Keeping in mind the context of the painting, the rumors about the painter, the design of the space (color,
walls, light effect) it would evoke a sense of fear and dread in the viewer, and they would want to leave as
soon as possible. Since the painting is hung at a dead end, their only way to return would be to go back
the same way, before their imagination gets the better of them.

Random research
● It is evident here that Sickert exploits color and light to reflect an admiration of the
Ripper’s confidence as well as a judgment on his nefarious personality which again
make him a likely guilty candidate.
● Sickert's paintings of the Camden Town Murder series were painted in a narrow tonal
range, as were numerous other obese nudes in the pre-World War I period in which the
fleshiness of the figures is connected to the thickness of the paint
● Sickert began creating more work that portrayed the seedy, unglamorous nature of
everyday life in the dark corners of London.
● He was an eccentric man and his work was often mysterious and ghoulish. At the time,
his personality and eerie paintings simply defined the cutting-edge artist he was
● When he moved to Camden Town in the early 1900s, he painted Jack the Ripper’s
Bedroom after his landlady told him that the Ripper was the previous tenant of the room
he was staying in.
● In September 1907, while Sickert was still living there, Emily Dimmock’s mutilated body
was found in her bed in Camden. Her murder became known as the Camden Town
Murder and Sickert created several paintings and drawings related to it.
● Books about sickert as the ripper: Sickert and the Ripper Crimes. Portrait of a Killer -
patricia cornwell
Cornwell's suspicions were sharpened by a series of pictures (the camden town murders)
prompted by the murder of a Camden prostitute, which Cornwell claims have an eerie similarity
to the autopsy pictures taken of the Ripper's victims.
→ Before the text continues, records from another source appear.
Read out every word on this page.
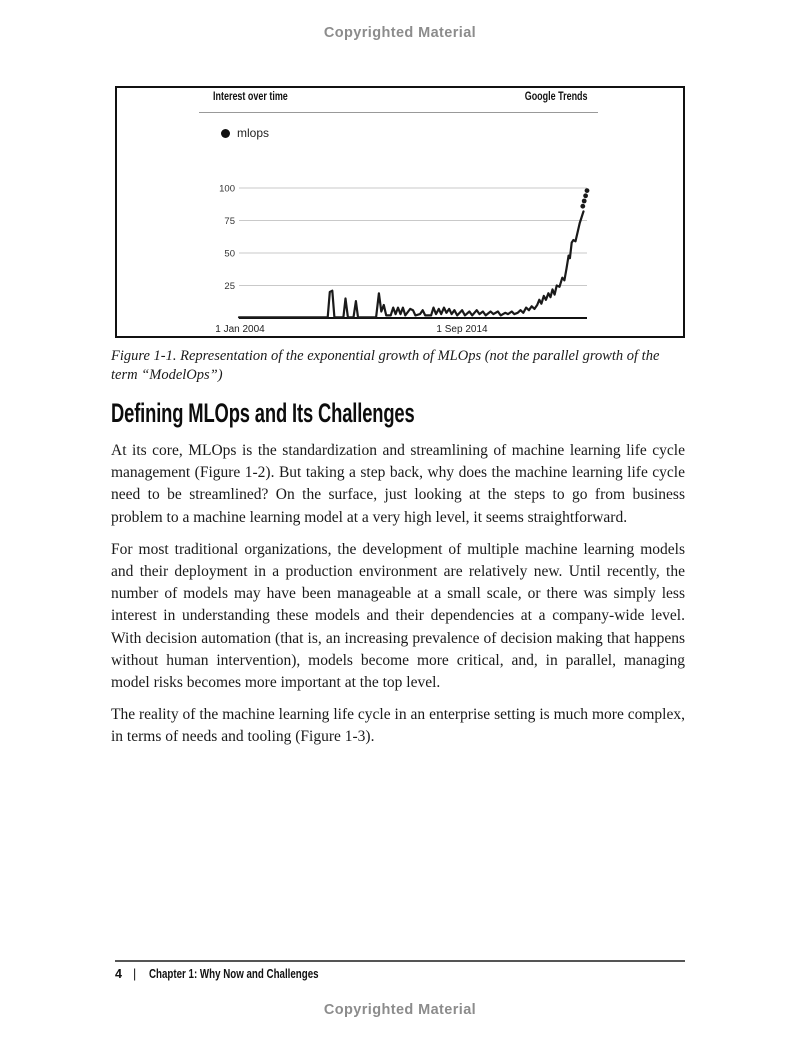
Copyrighted Material
Interest over time	Google Trends
mlops
100
75
50
25
1 Jan 2004	1 Sep 2014

Figure 1-1. Representation of the exponential growth of MLOps (not the parallel growth of the term “ModelOps”)

Defining MLOps and Its Challenges

At its core, MLOps is the standardization and streamlining of machine learning life cycle management (Figure 1-2). But taking a step back, why does the machine learning life cycle need to be streamlined? On the surface, just looking at the steps to go from business problem to a machine learning model at a very high level, it seems straightforward.

For most traditional organizations, the development of multiple machine learning models and their deployment in a production environment are relatively new. Until recently, the number of models may have been manageable at a small scale, or there was simply less interest in understanding these models and their dependencies at a company-wide level. With decision automation (that is, an increasing prevalence of decision making that happens without human intervention), models become more critical, and, in parallel, managing model risks becomes more important at the top level.

The reality of the machine learning life cycle in an enterprise setting is much more complex, in terms of needs and tooling (Figure 1-3).

4 | Chapter 1: Why Now and Challenges
Copyrighted Material
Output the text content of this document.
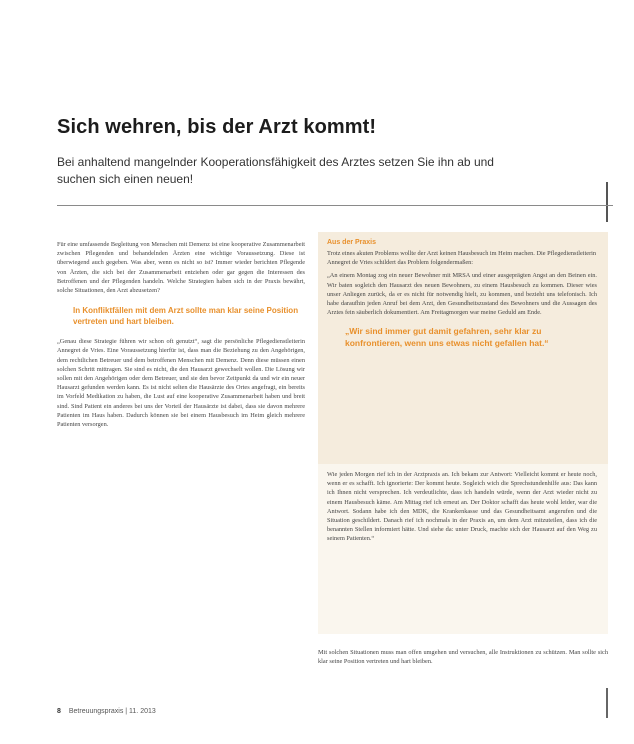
Sich wehren, bis der Arzt kommt!
Bei anhaltend mangelnder Kooperationsfähigkeit des Arztes setzen Sie ihn ab und suchen sich einen neuen!

Für eine umfassende Begleitung von Menschen mit Demenz ist eine kooperative Zusammenarbeit zwischen Pflegenden und behandelnden Ärzten eine wichtige Voraussetzung. Diese ist überwiegend auch gegeben. Was aber, wenn es nicht so ist? Immer wieder berichten Pflegende von Ärzten, die sich bei der Zusammenarbeit entziehen oder gar gegen die Interessen des Betroffenen und der Pflegenden handeln. Welche Strategien haben sich in der Praxis bewährt, solche Situationen, den Arzt abzusetzen?

In Konfliktfällen mit dem Arzt sollte man klar seine Position vertreten und hart bleiben.

„Genau diese Strategie führen wir schon oft genutzt“, sagt die persönliche Pflegedienstleiterin Annegret de Vries. Eine Voraussetzung hierfür ist, dass man die Beziehung zu den Angehörigen, dem rechtlichen Betreuer und dem betroffenen Menschen mit Demenz. Denn diese müssen einen solchen Schritt mittragen. Sie sind es nicht, die den Hausarzt gewechselt wollen. Die Lösung wir sollen mit den Angehörigen oder dem Betreuer, und sie den bevor Zeitpunkt da und wir ein neuer Hausarzt gefunden werden kann. Es ist nicht selten die Hausärzte des Ortes angefragt, ein bereits im Vorfeld Medikation zu haben, die Lust auf eine kooperative Zusammenarbeit haben und breit sind. Sind Patient ein anderes bei uns der Vorteil der Hausärzte ist dabei, dass sie davon mehrere Patienten im Haus haben. Dadurch können sie bei einem Hausbesuch im Heim gleich mehrere Patienten versorgen.

Aus der Praxis

Trotz eines akuten Problems wollte der Arzt keinen Hausbesuch im Heim machen. Die Pflegedienstleiterin Annegret de Vries schildert das Problem folgendermaßen:

„An einem Montag zog ein neuer Bewohner mit MRSA und einer ausgeprägten Angst an den Beinen ein. Wir baten sogleich den Hausarzt des neuen Bewohners, zu einem Hausbesuch zu kommen. Dieser wies unser Anliegen zurück, da er es nicht für notwendig hielt, zu kommen, und bezieht uns telefonisch. Ich habe daraufhin jeden Anruf bei dem Arzt, den Gesundheitszustand des Bewohners und die Aussagen des Arztes fein säuberlich dokumentiert. Am Freitagmorgen war meine Geduld am Ende.

„Wir sind immer gut damit gefahren, sehr klar zu konfrontieren, wenn uns etwas nicht gefallen hat.“

Wie jeden Morgen rief ich in der Arztpraxis an. Ich bekam zur Antwort: Vielleicht kommt er heute noch, wenn er es schafft. Ich ignorierte: Der kommt heute. Sogleich wich die Sprechstundenhilfe aus: Das kann ich Ihnen nicht versprechen. Ich verdeutlichte, dass ich handeln würde, wenn der Arzt wieder nicht zu einem Hausbesuch käme. Am Mittag rief ich erneut an. Der Doktor schafft das heute wohl leider, war die Antwort. Sodann habe ich den MDK, die Krankenkasse und das Gesundheitsamt angerufen und die Situation geschildert. Danach rief ich nochmals in der Praxis an, um dem Arzt mitzuteilen, dass ich die benannten Stellen informiert hätte. Und siehe da: unter Druck, machte sich der Hausarzt auf den Weg zu seinem Patienten.“

Mit solchen Situationen muss man offen umgehen und versuchen, alle Instruktionen zu schützen. Man sollte sich klar seine Position vertreten und hart bleiben.

8 Betreuungspraxis | 11. 2013
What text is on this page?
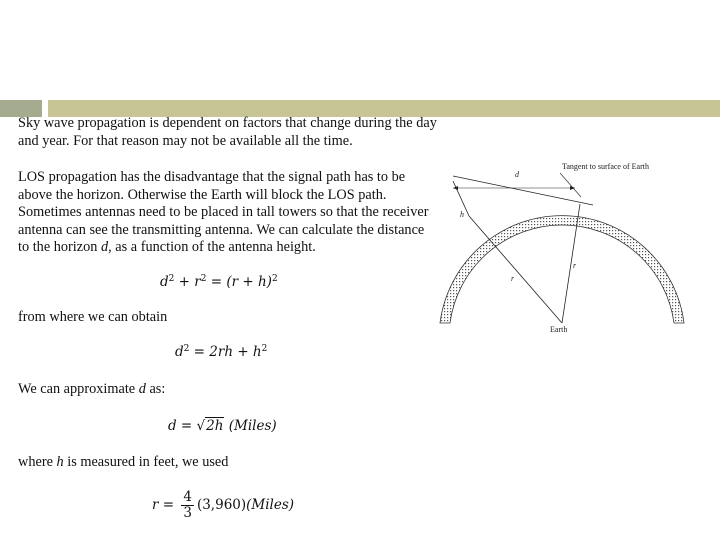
Sky wave propagation is dependent on factors that change during the day and year. For that reason may not be available all the time.

LOS propagation has the disadvantage that the signal path has to be above the horizon. Otherwise the Earth will block the LOS path. Sometimes antennas need to be placed in tall towers so that the receiver antenna can see the transmitting antenna. We can calculate the distance to the horizon d, as a function of the antenna height.

$d^2 + r^2 = (r + h)^2$

from where we can obtain

$d^2 = 2rh + h^2$

We can approximate d as:

d = √2h (Miles)

where h is measured in feet, we used

$r = \frac{4}{3}$ (3,960)(Miles)
Tangent to surface of Earth
d
h
r
r
Earth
"This painter never painted anything he had not seen. This man was a very smart man. If you
have these murders going on then you started painting pictures of disembowelled women on the
streets, somebody is going to say, 'Let's go take a look at this guy.'"
In one painting of a woman with a pearl necklace, Cornwell said the pose was identical to that of
Kelly's when she was found by police, the only one of the women to be murdered in her bed.
Another showed a woman's face mutilated by paint in a way similar to Eddowes's wounds.

About sickert
Sickert was a narcissist and a sociopath. He could be attractive, entertaining and charismatic,
but his friends also knew him as cruel and exploitative. He was a baffling chameleon, changing
his hair or name whenever the mood struck.

There are accounts from friends that he would dress up as the monster, putting on a red
neckerchief and painting in the glow of a bullseye lantern.

By then he was considered an important and controversial artist who captured low-life Victorian
Britain through its shadowy music halls and flickering interiors.